Smith arrived at the racetrack at 11:55 a.m. ET, about 1 hour and 25 minutes before the green flag waved to start this event. He flew up with Hendrick Motorsports team owner Rick Hendrick from North Carolina. Smith finished 17th in the 200-mile Nationwide race at Watkins Glen on Saturday. He drives a Nationwide car for JR Motorsports, a team co-owned by Dale Earnhardt Jr. and Hendrick.
"I was actually at home in North Carolina," Smith said. "I went back after the Nationwide race yesterday. I got up and then got a call from my crew chief Ryan Pemberton. He said they may need some help up here today. Went to the shop as soon as I knew that. So left the shop at probably 9:30. Fortunate enough that Mr. H. [Hendrick] was still coming up here, and I was able to hitch a ride up here with him and get up here on time. That was pretty much the events of the morning."

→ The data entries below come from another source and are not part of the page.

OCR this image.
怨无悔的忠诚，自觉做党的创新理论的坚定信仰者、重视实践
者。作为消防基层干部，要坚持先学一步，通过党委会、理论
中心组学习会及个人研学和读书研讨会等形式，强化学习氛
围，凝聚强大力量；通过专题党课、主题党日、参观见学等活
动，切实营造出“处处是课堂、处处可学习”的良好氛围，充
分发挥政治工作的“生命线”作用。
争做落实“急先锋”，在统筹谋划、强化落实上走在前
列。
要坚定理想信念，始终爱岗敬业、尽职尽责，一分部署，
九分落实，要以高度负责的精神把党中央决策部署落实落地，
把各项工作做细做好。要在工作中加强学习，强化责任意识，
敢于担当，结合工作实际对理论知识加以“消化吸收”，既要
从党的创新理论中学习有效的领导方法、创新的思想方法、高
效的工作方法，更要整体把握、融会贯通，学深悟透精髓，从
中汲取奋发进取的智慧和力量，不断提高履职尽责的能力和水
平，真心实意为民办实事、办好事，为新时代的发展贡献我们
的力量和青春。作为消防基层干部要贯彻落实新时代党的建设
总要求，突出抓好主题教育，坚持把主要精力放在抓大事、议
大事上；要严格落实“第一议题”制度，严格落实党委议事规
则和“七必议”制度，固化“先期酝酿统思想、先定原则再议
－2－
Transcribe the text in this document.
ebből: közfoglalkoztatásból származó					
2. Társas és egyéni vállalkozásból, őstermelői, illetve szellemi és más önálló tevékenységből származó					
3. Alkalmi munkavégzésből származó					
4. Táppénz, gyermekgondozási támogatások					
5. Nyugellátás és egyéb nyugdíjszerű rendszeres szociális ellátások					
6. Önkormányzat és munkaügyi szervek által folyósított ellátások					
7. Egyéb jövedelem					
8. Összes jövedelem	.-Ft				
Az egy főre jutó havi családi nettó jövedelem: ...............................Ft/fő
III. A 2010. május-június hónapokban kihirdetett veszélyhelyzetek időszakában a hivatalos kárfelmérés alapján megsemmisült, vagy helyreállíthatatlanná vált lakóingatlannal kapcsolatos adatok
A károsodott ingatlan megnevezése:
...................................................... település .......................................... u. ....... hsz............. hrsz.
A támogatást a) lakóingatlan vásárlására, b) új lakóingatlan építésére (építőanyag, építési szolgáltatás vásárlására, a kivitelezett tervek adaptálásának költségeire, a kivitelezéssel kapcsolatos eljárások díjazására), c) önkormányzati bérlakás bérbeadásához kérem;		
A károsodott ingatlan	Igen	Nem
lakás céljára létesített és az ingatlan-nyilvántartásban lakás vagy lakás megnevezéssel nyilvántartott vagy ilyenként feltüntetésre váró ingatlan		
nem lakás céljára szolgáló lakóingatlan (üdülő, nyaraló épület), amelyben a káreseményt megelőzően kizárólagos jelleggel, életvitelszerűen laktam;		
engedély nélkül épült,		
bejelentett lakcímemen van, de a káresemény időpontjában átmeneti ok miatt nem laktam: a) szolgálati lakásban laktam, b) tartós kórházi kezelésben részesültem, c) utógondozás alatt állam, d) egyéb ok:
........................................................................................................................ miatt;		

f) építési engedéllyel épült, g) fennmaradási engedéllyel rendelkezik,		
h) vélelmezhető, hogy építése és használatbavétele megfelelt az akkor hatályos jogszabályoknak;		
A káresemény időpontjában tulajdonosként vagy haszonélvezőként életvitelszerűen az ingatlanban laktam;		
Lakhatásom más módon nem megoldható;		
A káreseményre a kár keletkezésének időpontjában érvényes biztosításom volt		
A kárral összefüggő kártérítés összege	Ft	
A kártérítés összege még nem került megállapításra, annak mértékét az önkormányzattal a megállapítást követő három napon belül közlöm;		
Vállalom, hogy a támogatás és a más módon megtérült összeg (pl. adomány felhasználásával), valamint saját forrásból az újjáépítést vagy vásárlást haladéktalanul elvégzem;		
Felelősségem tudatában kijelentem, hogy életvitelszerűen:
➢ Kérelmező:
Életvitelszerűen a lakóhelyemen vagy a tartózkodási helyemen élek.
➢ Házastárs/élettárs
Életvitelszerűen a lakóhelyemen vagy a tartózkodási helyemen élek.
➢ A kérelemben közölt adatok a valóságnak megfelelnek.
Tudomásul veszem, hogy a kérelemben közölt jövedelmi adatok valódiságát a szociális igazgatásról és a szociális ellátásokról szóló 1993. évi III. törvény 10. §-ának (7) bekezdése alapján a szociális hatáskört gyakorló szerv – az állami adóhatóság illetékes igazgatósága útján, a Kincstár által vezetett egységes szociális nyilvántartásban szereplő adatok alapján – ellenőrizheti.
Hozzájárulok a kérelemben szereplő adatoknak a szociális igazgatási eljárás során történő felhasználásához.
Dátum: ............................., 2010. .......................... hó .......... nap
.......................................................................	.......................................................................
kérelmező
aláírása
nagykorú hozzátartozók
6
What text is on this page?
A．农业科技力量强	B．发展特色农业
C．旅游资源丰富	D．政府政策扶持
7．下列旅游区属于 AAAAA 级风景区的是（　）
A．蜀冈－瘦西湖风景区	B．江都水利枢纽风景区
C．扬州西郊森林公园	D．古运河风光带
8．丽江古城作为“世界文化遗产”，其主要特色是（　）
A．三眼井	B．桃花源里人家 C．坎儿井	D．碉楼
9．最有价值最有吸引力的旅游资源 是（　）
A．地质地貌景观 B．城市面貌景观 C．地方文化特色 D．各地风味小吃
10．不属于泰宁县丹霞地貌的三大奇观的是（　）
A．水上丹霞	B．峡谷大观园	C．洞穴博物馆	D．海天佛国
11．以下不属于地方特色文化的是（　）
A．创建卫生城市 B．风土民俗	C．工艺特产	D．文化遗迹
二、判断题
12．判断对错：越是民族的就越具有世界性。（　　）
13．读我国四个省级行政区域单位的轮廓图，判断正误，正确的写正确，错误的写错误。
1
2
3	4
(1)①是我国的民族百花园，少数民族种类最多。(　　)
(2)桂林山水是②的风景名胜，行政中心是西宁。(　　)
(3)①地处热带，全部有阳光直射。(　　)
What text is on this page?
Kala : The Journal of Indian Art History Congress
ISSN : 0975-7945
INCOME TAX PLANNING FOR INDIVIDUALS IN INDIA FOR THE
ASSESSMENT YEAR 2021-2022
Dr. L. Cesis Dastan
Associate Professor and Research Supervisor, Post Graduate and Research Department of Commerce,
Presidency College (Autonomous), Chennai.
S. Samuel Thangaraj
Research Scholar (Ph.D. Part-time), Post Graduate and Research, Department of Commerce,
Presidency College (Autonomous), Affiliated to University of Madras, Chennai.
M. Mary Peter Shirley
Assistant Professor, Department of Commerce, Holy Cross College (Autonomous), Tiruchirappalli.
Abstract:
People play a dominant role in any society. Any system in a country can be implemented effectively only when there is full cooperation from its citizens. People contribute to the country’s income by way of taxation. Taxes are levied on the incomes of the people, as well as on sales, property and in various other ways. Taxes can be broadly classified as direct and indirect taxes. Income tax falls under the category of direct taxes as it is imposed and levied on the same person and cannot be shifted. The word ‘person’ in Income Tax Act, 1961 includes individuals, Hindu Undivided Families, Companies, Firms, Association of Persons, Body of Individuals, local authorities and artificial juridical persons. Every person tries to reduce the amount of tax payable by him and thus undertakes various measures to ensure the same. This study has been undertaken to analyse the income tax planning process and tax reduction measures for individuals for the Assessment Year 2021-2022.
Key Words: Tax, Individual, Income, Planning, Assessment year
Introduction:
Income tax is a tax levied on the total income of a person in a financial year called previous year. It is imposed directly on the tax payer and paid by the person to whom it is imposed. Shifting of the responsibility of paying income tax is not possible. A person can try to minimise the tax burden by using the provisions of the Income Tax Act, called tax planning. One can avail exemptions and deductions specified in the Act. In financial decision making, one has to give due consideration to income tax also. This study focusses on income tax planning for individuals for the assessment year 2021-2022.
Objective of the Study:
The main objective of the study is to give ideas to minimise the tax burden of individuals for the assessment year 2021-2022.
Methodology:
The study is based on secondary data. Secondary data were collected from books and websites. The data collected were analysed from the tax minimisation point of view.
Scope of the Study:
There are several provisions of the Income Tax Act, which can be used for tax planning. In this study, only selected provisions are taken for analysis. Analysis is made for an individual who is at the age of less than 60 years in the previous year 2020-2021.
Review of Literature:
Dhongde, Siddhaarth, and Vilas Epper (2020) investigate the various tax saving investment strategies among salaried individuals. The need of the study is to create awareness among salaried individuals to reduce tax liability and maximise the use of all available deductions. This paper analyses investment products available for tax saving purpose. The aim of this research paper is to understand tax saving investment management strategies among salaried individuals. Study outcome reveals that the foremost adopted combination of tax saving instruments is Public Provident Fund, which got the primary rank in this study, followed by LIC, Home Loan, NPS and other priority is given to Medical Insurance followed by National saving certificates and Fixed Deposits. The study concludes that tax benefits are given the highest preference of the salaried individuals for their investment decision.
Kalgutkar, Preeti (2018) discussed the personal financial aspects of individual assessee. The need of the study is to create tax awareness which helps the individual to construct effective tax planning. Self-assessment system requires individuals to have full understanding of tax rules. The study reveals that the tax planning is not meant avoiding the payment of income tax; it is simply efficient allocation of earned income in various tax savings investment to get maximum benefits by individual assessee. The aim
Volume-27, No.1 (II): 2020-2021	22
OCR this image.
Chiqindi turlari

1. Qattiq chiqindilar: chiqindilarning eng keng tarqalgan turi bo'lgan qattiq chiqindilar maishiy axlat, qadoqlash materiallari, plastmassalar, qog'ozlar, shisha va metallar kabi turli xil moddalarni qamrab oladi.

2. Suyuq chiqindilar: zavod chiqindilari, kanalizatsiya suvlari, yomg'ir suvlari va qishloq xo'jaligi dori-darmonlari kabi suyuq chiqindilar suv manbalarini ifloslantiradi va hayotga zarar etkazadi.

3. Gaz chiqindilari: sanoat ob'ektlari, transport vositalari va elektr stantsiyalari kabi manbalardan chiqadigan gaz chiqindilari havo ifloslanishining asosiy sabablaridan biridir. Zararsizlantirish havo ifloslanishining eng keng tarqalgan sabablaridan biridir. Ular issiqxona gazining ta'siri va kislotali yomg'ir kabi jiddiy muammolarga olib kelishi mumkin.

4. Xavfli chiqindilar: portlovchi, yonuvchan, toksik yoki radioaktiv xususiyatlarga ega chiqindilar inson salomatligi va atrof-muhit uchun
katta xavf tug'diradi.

Stewart is currently 19th in the Sprint Cup point standings and has yet to win a race in the series this season. With five races remaining before the Chase for the Sprint Cup championship begins, Stewart is 53 points behind Greg Biffle, who holds the 16th and final provisional spot in the Chase.
NASCAR released a statement on the accident involving Stewart and Ward, saying, "Our thoughts and prayers go out to the family, friends and fellow competitors of Kevin Ward Jr. We support Tony Stewart's decision to miss today's race, and we will continue to respect the process and timeline of the local authorities and will continue to monitor this situation moving forward."
The incident at Canandaigua comes one year after Stewart broke his right tibia and fibula during a wreck in a sprint car race in Iowa. Having three surgeries to repair his leg injury, he was sidelined for the final 15 Sprint Cup races of the 2013 season.
Last month in Michigan, Stewart raced in a sprint car event for the first time since his injury.
When Stewart competed in an event at Canandaigua in July 2013, he caused a crash that involved 15 drivers. One of the competitors caught up in the wreck, Alysha Ruggles, who was 19 years old at the time, suffered a compression fracture in her back.
According to Ward's website, kevinwardracing.com, he began competing in Go Kart racing at the age of four in 1998. Ward finished second in his first race and went on to claim six track championships and roughly 250 feature wins in only eight years of Go Kart competition.
Ward had been racing in the 360 Sprint Car division since 2010. He won his first career sprint car feature in June 2011. This year, Ward was in his fifth season with the Empire Super Sprints.